Hawking's supposition, Mac, about why, if time travel is possible, were being not indunated with future touristas reminds me of the assumptions and neglect of psycho-social factors and effect on humans from such obvious forms of supposed contact if they were to occur, and are very similar in mode of thought and specious arguments for the "Fermi paradox."

Amusingly, Hawking once placed a small wager on whether Black Holes emitted any radiation or not (Hawking, the original expert, other than Wheeler and Einstein, said no, they couldn't) with a colleague, who said he thought they could and had to emit radiation or energy of some form.

Hawking lost the bet when new research showed black body radiation was in fact real, although whatever got sucked into a black hole for the most part stayed inside, and that whatever radiation was emitted was composed of completely disintegrated elements of energy and matter, and converted into mainly X-ray and related emissions in the form of a long stream, or spindle formation from the center of the black hole, vertical to the horizontal plane, or event horizon.

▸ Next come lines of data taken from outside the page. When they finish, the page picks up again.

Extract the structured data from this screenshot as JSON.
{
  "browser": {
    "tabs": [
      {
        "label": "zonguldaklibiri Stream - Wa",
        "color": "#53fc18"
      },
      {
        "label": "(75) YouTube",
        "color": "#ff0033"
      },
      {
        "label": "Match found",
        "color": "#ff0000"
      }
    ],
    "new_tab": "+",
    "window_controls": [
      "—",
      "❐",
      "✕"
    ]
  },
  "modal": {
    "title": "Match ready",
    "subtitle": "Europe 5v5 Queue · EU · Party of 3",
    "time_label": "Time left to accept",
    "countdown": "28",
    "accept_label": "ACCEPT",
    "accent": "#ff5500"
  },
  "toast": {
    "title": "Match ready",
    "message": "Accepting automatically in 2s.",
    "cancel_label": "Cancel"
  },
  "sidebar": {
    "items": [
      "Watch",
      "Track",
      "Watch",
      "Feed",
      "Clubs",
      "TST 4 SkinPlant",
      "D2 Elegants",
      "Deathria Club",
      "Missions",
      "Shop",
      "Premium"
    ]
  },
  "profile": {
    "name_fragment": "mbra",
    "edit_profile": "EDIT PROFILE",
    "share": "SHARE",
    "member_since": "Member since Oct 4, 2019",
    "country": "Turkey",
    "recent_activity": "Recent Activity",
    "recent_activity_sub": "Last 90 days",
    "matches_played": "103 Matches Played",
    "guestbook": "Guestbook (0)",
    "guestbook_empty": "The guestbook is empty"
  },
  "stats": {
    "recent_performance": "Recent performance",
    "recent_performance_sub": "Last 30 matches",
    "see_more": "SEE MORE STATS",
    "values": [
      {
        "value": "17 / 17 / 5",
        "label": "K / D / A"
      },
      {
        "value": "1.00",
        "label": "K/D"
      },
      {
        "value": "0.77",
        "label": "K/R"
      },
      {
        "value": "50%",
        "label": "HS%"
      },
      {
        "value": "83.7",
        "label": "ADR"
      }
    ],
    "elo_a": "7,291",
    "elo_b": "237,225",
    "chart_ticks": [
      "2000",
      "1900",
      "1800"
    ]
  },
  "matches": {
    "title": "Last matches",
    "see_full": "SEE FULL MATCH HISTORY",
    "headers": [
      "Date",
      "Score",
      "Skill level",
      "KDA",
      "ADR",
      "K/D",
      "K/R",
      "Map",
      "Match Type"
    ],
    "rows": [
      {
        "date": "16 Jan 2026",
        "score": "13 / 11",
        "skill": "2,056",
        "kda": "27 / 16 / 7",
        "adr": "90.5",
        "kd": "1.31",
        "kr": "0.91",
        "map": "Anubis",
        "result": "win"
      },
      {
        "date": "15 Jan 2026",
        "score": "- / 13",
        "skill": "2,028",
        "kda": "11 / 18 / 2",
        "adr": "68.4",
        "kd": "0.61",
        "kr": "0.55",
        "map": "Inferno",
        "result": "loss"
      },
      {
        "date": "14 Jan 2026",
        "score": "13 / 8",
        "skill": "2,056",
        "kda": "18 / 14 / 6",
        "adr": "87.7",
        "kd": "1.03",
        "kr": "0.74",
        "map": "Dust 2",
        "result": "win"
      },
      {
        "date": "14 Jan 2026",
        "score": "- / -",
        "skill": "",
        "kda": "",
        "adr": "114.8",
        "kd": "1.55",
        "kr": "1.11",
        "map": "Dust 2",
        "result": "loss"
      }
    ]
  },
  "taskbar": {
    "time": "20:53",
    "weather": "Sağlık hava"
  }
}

Aren't cosmological physi(cs/cists) fun? Hehe!

Dustin said...

Well said Mac. It would certainly make sense from a subterfuge angle, however, I think that it would likely rule out "abductions" for the very same reasons.

Certainly one to think about.

richelle said...

Lord I love time travel. I have my own very logical, simple (simple-MINDED, perhaps) theory on time travel. I want to put it out there and have smart guys try to tear it down and end up crying.

Anonymous said...

Any one know where the math's at? Sides, wouldn't the time travel automatically change the past w/extra entropy and diseases? Did anyone ever prove time as a dimension?